The desert owes its extreme aridity to a constant temperature inversion due to the cool north-flowing Humboldt ocean current and to the presence of the strong Pacific anticyclone.The most arid region of the Atacama Desert is situated between two mountain chains (the Andes and the Chilean Coast Range) of sufficient height to prevent moisture advection from either the Pacific or the Atlantic Ocean, a two-sided rain shadow.
Despite modern views of Atacama Desert as fully devoid of vegetation, in pre-Columbian and Colonial times a large flatland area known as Pampa del Tamarugal was a woodland but demand for firewood associated with silver and saltpeter mining in the 18th and 19th centuries resulted in widespread deforestation. [..]
The Atacama Desert is commonly known as the driest place in the world, especially the surroundings of the abandoned Yungay town (in Antofagasta Region, Chile). The average rainfall is about 15 mm (0.6 in) per year, although some locations receive 1 to 3 mm (0.04 to 0.12 in) in a year. Moreover, some weather stations in the Atacama have never received rain. Periods up to four years have been registered with no rainfall in the central sector, delimited by the cities of Antofagasta, Calama, and Copiapó, in Chile. Evidence suggests that the Atacama may not have had any significant rainfall from 1570 to 1971.
The Atacama Desert may be the oldest desert on earth, and has experienced extreme hyperaridity for at least 3 million years, making it the oldest continuously arid region on earth. The long history of aridity raises the possibility that supergene mineralisation, under the appropriate conditions, can form in arid environments, instead of requiring humid conditions. The presence of evaporite formations suggest that in some sections of the Atacama Desert, arid conditions have persisted for the last 200 million years (since the Triassic).

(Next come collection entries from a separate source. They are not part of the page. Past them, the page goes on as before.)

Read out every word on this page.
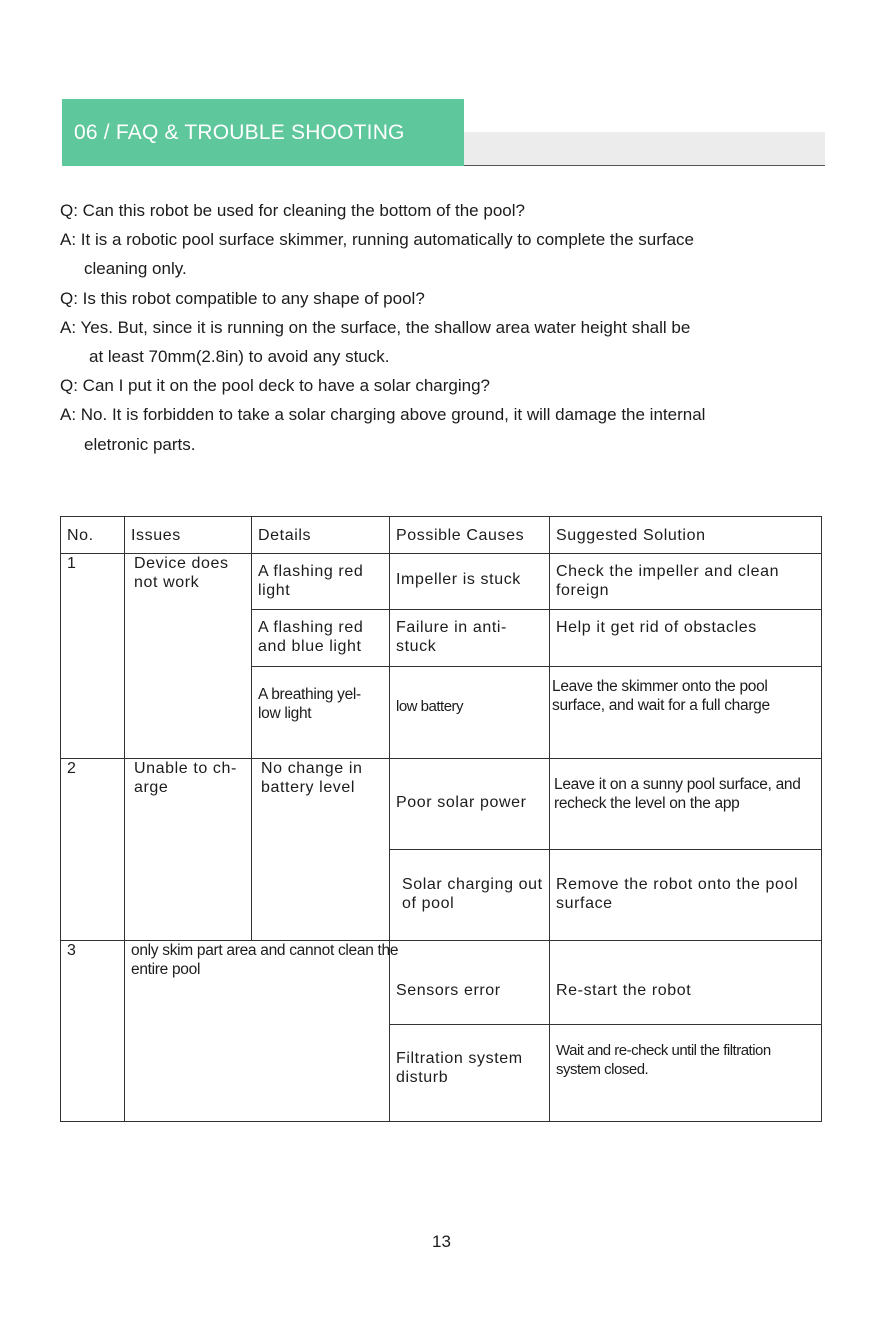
06 / FAQ & TROUBLE SHOOTING
Q: Can this robot be used for cleaning the bottom of the pool?
A: It is a robotic pool surface skimmer, running automatically to complete the surface
cleaning only.
Q: Is this robot compatible to any shape of pool?
A: Yes. But, since it is running on the surface, the shallow area water height shall be
at least 70mm(2.8in) to avoid any stuck.
Q: Can I put it on the pool deck to have a solar charging?
A: No. It is forbidden to take a solar charging above ground, it will damage the internal
eletronic parts.
No.	Issues	Details	Possible Causes	Suggested Solution
1	Device does not work	A flashing red light	Impeller is stuck	Check the impeller and clean foreign
		A flashing red and blue light	Failure in anti-stuck	Help it get rid of obstacles
		A breathing yel-low light	low battery	Leave the skimmer onto the pool surface, and wait for a full charge
2	Unable to ch-arge	No change in battery level	Poor solar power	Leave it on a sunny pool surface, and recheck the level on the app
			Solar charging out of pool	Remove the robot onto the pool surface
3	only skim part area and cannot clean the entire pool		Sensors error	Re-start the robot
			Filtration system disturb	Wait and re-check until the filtration system closed.
13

The Atacama is so arid that many mountains higher than 6,000 m (20,000 ft) are completely free of glaciers. Only the highest peaks (such as Ojos del Salado, Monte Pissis, and Llullaillaco) have some permanent snow coverage.
The southern part of the desert, between 25 and 27°S, may have been glacier-free throughout the Quaternary (including during glaciations), though permafrost extends down to an altitude of 4,400 m (14,400 ft) and is continuous above 5,600 m (18,400 ft). Studies by a group of British scientists have suggested that some river beds have been dry for 120,000 years. However, some locations in the Atacama receive a marine fog known locally as the camanchaca, providing sufficient moisture for hypolithic algae, lichens, and even some cacti—the genus Copiapoa is notable among these.
Geographically, the aridity of the Atacama is explained by it being situated between two mountain chains (the Andes and the Chilean Coast Range) of sufficient height to prevent moisture advection from either the Pacific or the Atlantic Oceans, a two-sided rain shadow.